2018-09-20 10:42:05
Benedykt
Dramat, zamówiłem karmę i dzwoniłem, ponieważ z karmą był problem już od paru dni, wobec czego wykonałem kilka telefonów, szybkie sprawdzanie w internecie - OK 1000karm. I to był błąd..
Najpierw Pani odbierająca mój telefon stwierdziła, że u dostawcy jest jeszcze 7 puszek - mówie super biorę wszystko, bardzo zalezy mi na czasie proszę o informację jak tylko producent/hurtownia wyśle towar. Następnego dnia napisałem maila, zapytałem o status, otrzymałem informację: dziś będzie wysłane.. Pomyślałem noo okej, zamówienia czasem trzeba kompletować dłużej. Tego samego dnia o godzinie 14:00 ktoś dzwonił na mój telefon, niestety miałem wtedy telekonferencję. Nie odebrałem oddzwoniłem po pracy. Pani że producent miał złe stany magazynowe - nadal nie ma jedzenia!? Zapłaciłem dnia poprzedniego o 10:00 rano ponad 110zł i poinformowała mnie, że wysłała do mnie maila z tą informacją oraz z alternatywnym rozwiazaniem.

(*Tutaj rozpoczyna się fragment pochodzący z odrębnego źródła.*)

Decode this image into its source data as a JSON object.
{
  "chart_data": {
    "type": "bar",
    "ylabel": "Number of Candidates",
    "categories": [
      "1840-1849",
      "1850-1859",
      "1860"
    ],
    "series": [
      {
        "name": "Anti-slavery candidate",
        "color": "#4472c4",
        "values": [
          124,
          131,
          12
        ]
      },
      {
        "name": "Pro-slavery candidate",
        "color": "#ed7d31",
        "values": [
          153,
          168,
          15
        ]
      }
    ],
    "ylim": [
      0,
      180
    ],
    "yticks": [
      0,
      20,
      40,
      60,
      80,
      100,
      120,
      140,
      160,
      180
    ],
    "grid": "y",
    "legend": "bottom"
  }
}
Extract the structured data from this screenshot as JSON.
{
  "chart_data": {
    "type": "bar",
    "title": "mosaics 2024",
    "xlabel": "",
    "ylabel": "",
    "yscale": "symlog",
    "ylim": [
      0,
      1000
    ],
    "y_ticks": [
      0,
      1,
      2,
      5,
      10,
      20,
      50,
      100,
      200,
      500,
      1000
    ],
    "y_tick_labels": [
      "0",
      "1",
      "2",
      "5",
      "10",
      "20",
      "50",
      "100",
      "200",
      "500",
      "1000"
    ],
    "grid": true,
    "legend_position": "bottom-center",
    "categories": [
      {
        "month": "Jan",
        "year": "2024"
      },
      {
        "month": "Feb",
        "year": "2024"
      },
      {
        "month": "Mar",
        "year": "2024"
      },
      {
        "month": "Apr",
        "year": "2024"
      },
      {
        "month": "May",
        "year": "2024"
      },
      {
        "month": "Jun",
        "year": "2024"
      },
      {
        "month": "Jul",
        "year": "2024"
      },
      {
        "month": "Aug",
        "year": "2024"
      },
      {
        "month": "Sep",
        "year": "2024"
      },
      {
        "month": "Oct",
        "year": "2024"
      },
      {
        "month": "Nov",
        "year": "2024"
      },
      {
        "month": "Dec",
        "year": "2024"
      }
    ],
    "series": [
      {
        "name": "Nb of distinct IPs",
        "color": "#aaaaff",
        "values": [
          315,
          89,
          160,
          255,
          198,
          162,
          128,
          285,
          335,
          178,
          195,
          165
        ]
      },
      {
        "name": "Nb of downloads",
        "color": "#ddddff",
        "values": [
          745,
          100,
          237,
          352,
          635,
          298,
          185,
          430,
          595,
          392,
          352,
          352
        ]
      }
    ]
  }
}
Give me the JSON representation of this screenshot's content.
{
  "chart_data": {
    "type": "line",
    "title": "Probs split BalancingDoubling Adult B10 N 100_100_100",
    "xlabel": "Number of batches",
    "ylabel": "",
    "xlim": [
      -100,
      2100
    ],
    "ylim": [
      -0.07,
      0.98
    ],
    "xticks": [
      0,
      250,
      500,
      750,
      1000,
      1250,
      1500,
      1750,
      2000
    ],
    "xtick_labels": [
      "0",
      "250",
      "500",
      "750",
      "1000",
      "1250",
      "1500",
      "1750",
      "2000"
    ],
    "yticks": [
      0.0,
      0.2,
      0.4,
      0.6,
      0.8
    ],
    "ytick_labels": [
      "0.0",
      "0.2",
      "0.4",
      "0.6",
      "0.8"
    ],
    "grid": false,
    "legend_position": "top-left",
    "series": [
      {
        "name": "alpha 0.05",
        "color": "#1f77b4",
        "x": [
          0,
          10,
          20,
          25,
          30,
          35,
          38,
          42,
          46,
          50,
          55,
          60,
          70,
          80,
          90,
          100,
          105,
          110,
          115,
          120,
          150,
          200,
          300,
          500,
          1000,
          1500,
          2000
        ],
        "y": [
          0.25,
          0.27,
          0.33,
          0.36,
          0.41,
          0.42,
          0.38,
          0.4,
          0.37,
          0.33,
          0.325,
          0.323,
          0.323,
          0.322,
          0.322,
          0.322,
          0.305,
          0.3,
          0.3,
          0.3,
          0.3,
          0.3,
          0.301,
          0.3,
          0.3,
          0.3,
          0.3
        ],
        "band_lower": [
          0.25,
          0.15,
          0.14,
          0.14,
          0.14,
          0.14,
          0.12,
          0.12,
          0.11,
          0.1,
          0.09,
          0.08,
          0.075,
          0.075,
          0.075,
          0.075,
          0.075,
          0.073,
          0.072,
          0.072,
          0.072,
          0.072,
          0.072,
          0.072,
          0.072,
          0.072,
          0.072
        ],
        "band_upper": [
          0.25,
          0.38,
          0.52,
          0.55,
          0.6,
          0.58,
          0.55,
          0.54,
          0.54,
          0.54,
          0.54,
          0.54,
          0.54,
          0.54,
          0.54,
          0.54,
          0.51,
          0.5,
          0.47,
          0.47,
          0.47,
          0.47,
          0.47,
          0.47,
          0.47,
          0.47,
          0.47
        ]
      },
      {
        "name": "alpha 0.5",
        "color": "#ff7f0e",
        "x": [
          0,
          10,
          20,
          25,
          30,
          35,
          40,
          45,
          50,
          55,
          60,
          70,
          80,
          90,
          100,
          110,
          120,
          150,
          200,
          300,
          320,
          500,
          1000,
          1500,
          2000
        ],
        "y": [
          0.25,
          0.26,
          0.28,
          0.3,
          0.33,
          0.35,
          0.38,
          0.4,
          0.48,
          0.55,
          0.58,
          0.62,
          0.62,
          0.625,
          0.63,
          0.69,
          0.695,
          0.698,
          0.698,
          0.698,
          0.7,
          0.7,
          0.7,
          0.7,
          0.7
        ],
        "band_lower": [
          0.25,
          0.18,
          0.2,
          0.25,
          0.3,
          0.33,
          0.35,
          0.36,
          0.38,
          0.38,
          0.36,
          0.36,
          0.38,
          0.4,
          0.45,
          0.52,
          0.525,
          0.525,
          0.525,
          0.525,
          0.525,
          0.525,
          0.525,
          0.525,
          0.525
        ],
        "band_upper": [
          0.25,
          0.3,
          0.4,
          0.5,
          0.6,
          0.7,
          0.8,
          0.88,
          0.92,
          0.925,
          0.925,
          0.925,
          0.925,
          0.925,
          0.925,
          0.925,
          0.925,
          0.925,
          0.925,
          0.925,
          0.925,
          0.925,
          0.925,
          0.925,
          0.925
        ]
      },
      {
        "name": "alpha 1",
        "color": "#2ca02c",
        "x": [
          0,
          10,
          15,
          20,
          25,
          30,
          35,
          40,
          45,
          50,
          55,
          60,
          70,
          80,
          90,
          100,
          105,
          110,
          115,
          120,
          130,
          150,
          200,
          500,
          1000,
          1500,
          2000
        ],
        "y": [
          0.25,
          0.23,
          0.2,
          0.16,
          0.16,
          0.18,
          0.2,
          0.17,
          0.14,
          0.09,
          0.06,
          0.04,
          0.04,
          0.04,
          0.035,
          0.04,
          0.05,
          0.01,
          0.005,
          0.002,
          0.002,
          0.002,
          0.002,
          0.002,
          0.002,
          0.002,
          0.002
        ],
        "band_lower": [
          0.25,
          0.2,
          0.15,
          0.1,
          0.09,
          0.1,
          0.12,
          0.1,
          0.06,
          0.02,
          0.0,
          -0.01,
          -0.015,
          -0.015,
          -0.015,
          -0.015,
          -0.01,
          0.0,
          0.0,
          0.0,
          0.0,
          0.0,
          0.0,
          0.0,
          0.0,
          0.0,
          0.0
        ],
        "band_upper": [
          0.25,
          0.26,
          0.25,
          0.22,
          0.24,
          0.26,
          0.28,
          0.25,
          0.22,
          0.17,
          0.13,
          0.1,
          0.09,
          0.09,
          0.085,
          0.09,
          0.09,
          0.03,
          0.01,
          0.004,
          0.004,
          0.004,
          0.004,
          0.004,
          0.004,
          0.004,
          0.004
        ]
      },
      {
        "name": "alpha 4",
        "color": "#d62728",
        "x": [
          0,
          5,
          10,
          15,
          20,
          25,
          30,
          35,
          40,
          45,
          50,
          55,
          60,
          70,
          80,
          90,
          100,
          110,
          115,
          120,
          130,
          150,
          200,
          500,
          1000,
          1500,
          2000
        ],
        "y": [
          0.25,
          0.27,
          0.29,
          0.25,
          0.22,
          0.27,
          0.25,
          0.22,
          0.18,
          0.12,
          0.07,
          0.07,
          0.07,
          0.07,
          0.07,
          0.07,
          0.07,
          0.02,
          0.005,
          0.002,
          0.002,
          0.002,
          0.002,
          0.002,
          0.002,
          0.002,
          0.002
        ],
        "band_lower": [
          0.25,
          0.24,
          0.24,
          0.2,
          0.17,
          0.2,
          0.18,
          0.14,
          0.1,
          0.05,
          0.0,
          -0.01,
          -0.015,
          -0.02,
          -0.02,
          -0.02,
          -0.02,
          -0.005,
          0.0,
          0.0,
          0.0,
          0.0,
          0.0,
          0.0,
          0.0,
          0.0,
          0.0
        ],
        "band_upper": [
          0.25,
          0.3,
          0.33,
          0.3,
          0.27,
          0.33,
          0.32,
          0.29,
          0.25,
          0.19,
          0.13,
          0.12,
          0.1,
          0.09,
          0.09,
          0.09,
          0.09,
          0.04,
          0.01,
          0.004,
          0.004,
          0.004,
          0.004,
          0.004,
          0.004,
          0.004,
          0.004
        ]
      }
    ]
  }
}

Sprawdzam skrzynkę, nie ma nic, piszę do Pani na NASTĘPNY DZIEŃ otrzymuję maila z informacją, że Pani napisała maila, do siebie... W mailu dostałem informację, że jednak da się wysłać mniejsze opakowania tej karmy, mniej korzystnie, ale będzie jej mniej niż za 100zł czyli nie spełnia minimum logistycznego. W związku z tym uwagaaaa: muszę zapłacić za wysyłkę... NAPRAWDĘ?? To jest rozwiązanie trwającego 3 dni prostego zamówienia 1 rodzaju karmy? Poprosiłem o anulowanie zamówienia, ponieważ nie jestem przyzwyczajony do tak niefrasobliwej i niekompetentnej formy obsługi klienta i nie będę takowej tolerował,
Na osłodę dodam, że Pani była grzeczna i miła, niestety nie jest w stanie wypełnić to luki kompetencyjnej i braku ogarnięcia związanego chociażby z odpisywaniem na maile. Ja rozumiem brak czasu itd itp. ale mamy w chwili obecnej walkę o klienta, ten kto się nie dostosowuje smutno kończy właśnie przez takie wpadki.